The Queens Giant is hidden within a grove, barely visible from the westbound Long Island Expressway. The tree is near the Douglaston Plaza Mall, and is accessible by foot from Alley Pond Park. The tree can be viewed by entering the park at Horace Harding Expressway and East Hampton Boulevard, a small plaque at this entrance describes the tree and its history and significance. The Queens Giant is surrounded by a metal fence on all sides to protect it, and a hill and a sign describing the tree stand in front of it.

The Queens Giant is featured in the 2018 documentary film The World Before Your Feet.

=== Recreation ===
Alley Pond Park contains numerous sports fields. The northern section of the park near Cloverdale Boulevard and Horatio Parkway contains Horatio Playground as well as a baseball field, a basketball court, and two handball courts. The central section, at 67th Avenue between 230th and 233rd Streets, contains Alley Playground as well as a baseball field, a basketball court, and four handball courts. Springfield Boulevard between 73rd and 76th Avenues, at Alley Pond Park's southwestern corner, has five baseball fields and a soccer field, as well as restrooms and a picnic area. The area northwest of the intersection between the Cross Island and Grand Central Parkways contains a barbecue area, a picnic area, a football field, two baseball fields, four handball fields, and Alley Springfield Playground. South of the Grand Central Parkway is the Alley Athletic Playground, with five baseball fields, a cricket/football field, a soccer field, a handball court, numerous batting cages, and a playground.

Alley Pond Park also has numerous hiking and walking trails. There are six named trails, which range from 0.7 to 2.2 mi.
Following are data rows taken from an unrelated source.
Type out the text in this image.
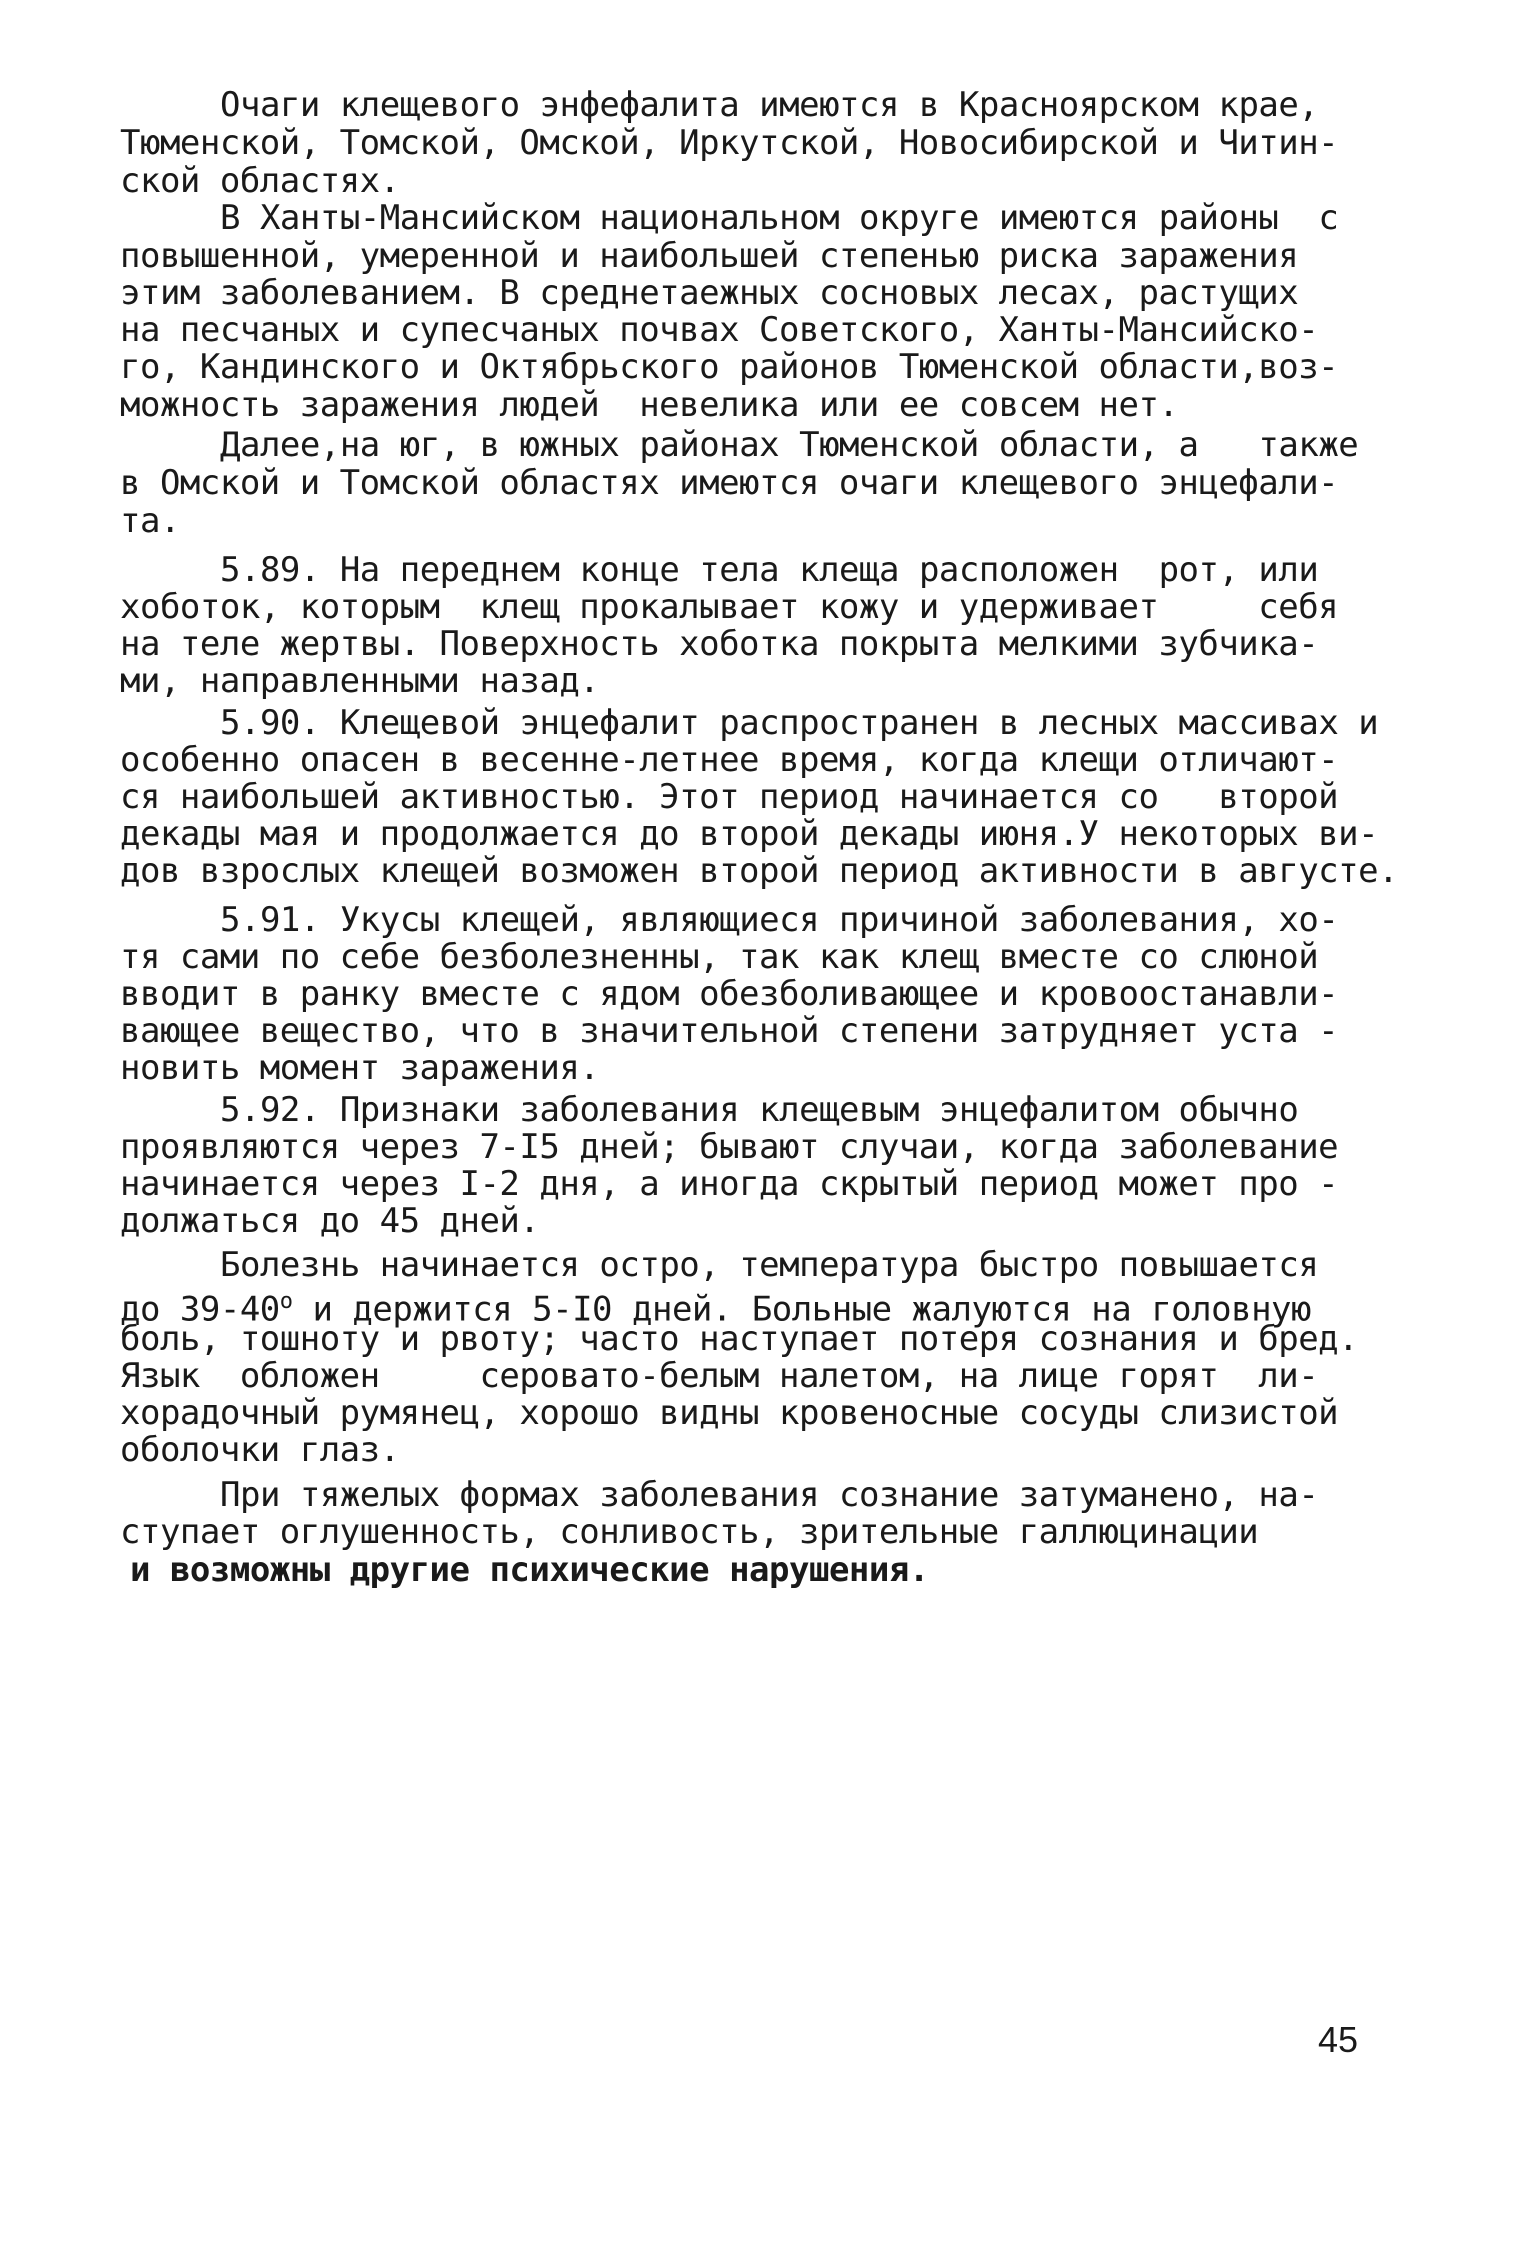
Очаги клещевого энфефалита имеются в Красноярском крае,
Тюменской, Томской, Омской, Иркутской, Новосибирской и Читин-
ской областях.
В Ханты-Мансийском национальном округе имеются районы  с
повышенной, умеренной и наибольшей степенью риска заражения
этим заболеванием. В среднетаежных сосновых лесах, растущих
на песчаных и супесчаных почвах Советского, Ханты-Мансийско-
го, Кандинского и Октябрьского районов Тюменской области,воз-
можность заражения людей  невелика или ее совсем нет.
Далее,на юг, в южных районах Тюменской области, а   также
в Омской и Томской областях имеются очаги клещевого энцефали-
та.
5.89. На переднем конце тела клеща расположен  рот, или
хоботок, которым  клещ прокалывает кожу и удерживает     себя
на теле жертвы. Поверхность хоботка покрыта мелкими зубчика-
ми, направленными назад.
5.90. Клещевой энцефалит распространен в лесных массивах и
особенно опасен в весенне-летнее время, когда клещи отличают-
ся наибольшей активностью. Этот период начинается со   второй
декады мая и продолжается до второй декады июня.У некоторых ви-
дов взрослых клещей возможен второй период активности в августе.
5.91. Укусы клещей, являющиеся причиной заболевания, хо-
тя сами по себе безболезненны, так как клещ вместе со слюной
вводит в ранку вместе с ядом обезболивающее и кровоостанавли-
вающее вещество, что в значительной степени затрудняет уста -
новить момент заражения.
5.92. Признаки заболевания клещевым энцефалитом обычно
проявляются через 7-I5 дней; бывают случаи, когда заболевание
начинается через I-2 дня, а иногда скрытый период может про -
должаться до 45 дней.
Болезнь начинается остро, температура быстро повышается
до 39-40$^o$ и держится 5-I0 дней. Больные жалуются на головную
боль, тошноту и рвоту; часто наступает потеря сознания и бред.
Язык  обложен     серовато-белым налетом, на лице горят  ли-
хорадочный румянец, хорошо видны кровеносные сосуды слизистой
оболочки глаз.
При тяжелых формах заболевания сознание затуманено, на-
ступает оглушенность, сонливость, зрительные галлюцинации
и возможны другие психические нарушения.
45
These are the Red, Orange, Blue, White, Yellow, and Tulip Tree trails; all except the Yellow and Tulip Tree trails are on the southern side of the park, south of the Long Island Expressway.

==== Alley Pond Adventure Course ====
The Alley Pond Adventure Course is at the southern end of the park. Opened in 2007, the course contains a climbing wall, a ropes course, a trust fall area, a zip line, swings, and balance platforms. The ropes courses extend up to 45 ft above ground.

==== Alley Pond Golf Center ====
The Alley Pond Golf Center is east of the Northern Boulevard bridge over Alley Creek. The golf center has operated since the 1950s and has 70 stalls. The golf center is especially popular among the Korean-American population of the surrounding area, and signs at the complex are posted in both English and Korean.